Statistical analyses

Primary analyses used analysis of covariance (ANCOVA) tests controlling for age to first compare diffusion metrics (MK, AK, RK and MD) across the four anatomically defined cortical lobes (frontal, parietal, temporal, and occipital), and then secondarily across the 68 cortical sub-lobar GM ROIs delineated by the Desikan–Killiany atlas82 using SPSS 20.0 (IBM, Armonk, NY). Although the two groups did not statistically differ in demographics (Table 1), DKI metrics have been shown to be sensitive to age24,34,35,36 and therefore age was included as a covariate in these analyses. Cohen’s d effect size was calculated to compare group means for each ROI analysis.

Pearson’s and Spearman’s correlations were used to explore the relationships between diffusion metrics that were found to show significant between-group differences (MK, RK, and MD) and ADI-R domain scores in ASD.

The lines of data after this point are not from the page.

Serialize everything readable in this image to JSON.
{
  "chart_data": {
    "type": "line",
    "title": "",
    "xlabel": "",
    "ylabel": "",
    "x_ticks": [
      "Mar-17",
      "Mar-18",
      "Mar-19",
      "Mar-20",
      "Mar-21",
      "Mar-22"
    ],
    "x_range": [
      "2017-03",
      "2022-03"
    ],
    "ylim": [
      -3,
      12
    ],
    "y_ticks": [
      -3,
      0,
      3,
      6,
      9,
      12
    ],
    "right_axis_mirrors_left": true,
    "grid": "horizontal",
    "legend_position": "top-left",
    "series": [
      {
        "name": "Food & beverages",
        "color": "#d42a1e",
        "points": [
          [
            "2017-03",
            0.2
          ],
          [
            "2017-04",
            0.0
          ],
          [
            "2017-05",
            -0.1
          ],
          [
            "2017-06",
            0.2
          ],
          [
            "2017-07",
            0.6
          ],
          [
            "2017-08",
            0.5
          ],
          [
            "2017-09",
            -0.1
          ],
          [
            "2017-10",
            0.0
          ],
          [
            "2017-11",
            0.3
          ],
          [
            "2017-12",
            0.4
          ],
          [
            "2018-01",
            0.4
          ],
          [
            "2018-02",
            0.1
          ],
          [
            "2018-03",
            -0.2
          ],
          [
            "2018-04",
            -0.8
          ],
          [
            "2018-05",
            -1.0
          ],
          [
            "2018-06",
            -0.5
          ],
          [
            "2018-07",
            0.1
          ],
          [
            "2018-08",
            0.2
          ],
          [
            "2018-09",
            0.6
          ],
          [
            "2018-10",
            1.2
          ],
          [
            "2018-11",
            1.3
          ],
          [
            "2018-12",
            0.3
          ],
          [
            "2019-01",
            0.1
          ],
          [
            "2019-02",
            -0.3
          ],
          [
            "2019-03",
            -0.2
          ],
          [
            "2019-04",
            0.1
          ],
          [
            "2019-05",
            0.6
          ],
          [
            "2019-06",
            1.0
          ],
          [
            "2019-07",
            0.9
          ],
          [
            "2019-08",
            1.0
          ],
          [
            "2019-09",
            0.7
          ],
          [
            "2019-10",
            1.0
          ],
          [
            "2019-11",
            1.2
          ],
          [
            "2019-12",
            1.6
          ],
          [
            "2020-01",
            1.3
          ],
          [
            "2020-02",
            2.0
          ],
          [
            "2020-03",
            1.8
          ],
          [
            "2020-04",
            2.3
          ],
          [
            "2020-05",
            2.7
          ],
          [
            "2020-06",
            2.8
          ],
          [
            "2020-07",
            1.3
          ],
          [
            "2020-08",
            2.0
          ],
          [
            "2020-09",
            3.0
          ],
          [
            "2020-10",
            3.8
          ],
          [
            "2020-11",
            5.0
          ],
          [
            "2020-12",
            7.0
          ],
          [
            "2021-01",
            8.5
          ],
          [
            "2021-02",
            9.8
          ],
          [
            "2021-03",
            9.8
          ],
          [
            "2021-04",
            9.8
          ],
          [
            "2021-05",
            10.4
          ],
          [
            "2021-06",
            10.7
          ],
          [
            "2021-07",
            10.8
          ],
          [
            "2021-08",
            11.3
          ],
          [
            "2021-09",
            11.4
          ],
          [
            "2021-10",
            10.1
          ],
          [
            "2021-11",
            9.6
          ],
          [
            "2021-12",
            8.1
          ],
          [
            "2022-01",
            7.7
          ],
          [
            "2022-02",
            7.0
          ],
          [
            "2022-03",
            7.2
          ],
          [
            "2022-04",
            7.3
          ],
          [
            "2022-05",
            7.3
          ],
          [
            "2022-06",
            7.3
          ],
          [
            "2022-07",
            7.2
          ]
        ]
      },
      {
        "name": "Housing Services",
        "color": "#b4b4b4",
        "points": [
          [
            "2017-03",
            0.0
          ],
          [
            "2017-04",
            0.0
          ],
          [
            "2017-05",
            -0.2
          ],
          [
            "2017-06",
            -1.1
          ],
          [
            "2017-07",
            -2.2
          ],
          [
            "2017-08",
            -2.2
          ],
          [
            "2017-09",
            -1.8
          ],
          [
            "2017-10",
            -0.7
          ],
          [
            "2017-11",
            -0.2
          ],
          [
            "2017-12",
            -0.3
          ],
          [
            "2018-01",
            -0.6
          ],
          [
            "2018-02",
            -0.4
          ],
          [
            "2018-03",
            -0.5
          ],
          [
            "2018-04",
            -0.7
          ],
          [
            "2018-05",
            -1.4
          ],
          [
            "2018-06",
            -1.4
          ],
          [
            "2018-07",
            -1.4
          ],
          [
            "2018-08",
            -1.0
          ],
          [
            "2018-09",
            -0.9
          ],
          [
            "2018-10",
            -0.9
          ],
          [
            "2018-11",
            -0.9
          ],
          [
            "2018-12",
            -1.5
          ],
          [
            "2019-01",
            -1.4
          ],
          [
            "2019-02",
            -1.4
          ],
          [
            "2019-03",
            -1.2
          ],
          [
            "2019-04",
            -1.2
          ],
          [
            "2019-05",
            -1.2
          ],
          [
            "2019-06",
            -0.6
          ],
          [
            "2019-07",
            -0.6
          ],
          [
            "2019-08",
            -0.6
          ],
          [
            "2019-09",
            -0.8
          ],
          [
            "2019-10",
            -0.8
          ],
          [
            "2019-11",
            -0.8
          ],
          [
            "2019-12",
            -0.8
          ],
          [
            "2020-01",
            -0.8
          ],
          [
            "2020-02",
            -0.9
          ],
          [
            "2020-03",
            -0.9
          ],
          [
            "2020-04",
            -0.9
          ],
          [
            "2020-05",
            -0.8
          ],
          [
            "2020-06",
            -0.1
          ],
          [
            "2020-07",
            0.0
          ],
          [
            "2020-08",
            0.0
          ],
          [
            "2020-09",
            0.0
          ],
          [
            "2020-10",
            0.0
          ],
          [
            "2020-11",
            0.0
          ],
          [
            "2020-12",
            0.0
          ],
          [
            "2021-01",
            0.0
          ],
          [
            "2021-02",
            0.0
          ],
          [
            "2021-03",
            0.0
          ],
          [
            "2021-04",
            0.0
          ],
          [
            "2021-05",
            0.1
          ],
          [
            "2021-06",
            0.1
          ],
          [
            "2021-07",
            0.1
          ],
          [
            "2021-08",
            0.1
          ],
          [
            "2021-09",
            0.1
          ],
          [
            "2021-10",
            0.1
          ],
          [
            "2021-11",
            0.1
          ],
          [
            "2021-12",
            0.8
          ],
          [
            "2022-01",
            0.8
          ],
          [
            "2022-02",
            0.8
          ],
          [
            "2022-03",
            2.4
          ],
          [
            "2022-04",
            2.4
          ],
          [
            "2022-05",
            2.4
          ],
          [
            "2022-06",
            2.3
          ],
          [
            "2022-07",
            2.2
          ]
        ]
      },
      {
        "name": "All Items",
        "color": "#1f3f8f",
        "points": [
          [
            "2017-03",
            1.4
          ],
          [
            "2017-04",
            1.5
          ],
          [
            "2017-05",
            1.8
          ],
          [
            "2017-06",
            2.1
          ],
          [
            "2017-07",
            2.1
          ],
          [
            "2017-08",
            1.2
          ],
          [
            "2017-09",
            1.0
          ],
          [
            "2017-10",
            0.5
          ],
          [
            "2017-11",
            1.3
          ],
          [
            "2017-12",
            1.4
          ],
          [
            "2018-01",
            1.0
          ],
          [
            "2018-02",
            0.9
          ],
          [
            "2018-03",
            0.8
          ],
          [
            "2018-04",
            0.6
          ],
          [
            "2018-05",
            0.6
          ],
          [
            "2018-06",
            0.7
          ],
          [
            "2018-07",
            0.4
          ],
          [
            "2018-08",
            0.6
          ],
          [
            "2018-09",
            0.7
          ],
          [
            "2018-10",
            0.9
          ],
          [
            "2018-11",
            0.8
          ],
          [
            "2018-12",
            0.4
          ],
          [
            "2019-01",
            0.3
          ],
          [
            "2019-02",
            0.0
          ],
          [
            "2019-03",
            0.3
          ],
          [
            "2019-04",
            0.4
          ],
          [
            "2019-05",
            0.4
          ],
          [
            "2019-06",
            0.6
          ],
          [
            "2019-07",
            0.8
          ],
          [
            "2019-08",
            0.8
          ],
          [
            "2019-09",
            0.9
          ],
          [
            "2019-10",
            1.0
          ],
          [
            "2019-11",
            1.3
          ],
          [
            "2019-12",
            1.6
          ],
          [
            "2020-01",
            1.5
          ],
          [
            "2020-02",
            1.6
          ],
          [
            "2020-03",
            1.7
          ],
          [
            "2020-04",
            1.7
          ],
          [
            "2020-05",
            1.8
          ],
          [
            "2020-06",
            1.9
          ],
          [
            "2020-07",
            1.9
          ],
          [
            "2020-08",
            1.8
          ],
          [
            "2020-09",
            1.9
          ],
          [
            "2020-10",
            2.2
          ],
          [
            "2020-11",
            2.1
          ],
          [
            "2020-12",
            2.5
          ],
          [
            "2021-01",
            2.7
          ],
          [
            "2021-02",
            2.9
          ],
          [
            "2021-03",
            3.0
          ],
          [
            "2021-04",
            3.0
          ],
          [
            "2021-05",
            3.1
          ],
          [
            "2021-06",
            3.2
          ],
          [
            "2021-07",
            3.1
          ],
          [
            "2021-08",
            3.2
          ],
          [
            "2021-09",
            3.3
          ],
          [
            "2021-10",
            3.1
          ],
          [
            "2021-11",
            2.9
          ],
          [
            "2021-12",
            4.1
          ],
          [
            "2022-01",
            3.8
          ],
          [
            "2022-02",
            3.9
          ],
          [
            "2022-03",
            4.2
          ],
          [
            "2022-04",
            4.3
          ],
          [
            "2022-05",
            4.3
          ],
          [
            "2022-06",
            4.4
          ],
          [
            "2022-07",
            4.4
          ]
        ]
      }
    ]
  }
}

To account for multiple comparisons across the four cortical lobes and 68 cortical regions, we employed the Benjamini–Hochberg (BH) procedure52 to control the False Discovery Rate at 5%. Multiple comparison correction was applied first to (1) the 8 bilateral GM lobes, and then to (2) the 68 sub-cortical GM ROIs delineated by the Desikan–Killiany atlas. The Benjamini–Hochberg multiple comparison correction was performed on a single dMRI variable (MK, RK, AK and MD) at a time. Individual results were considered significant at BH q ≤ 0.05. Differences at p ≤ 0.05, uncorrected were considered to only reach trend-level and are listed in the tables and in the supplementary material.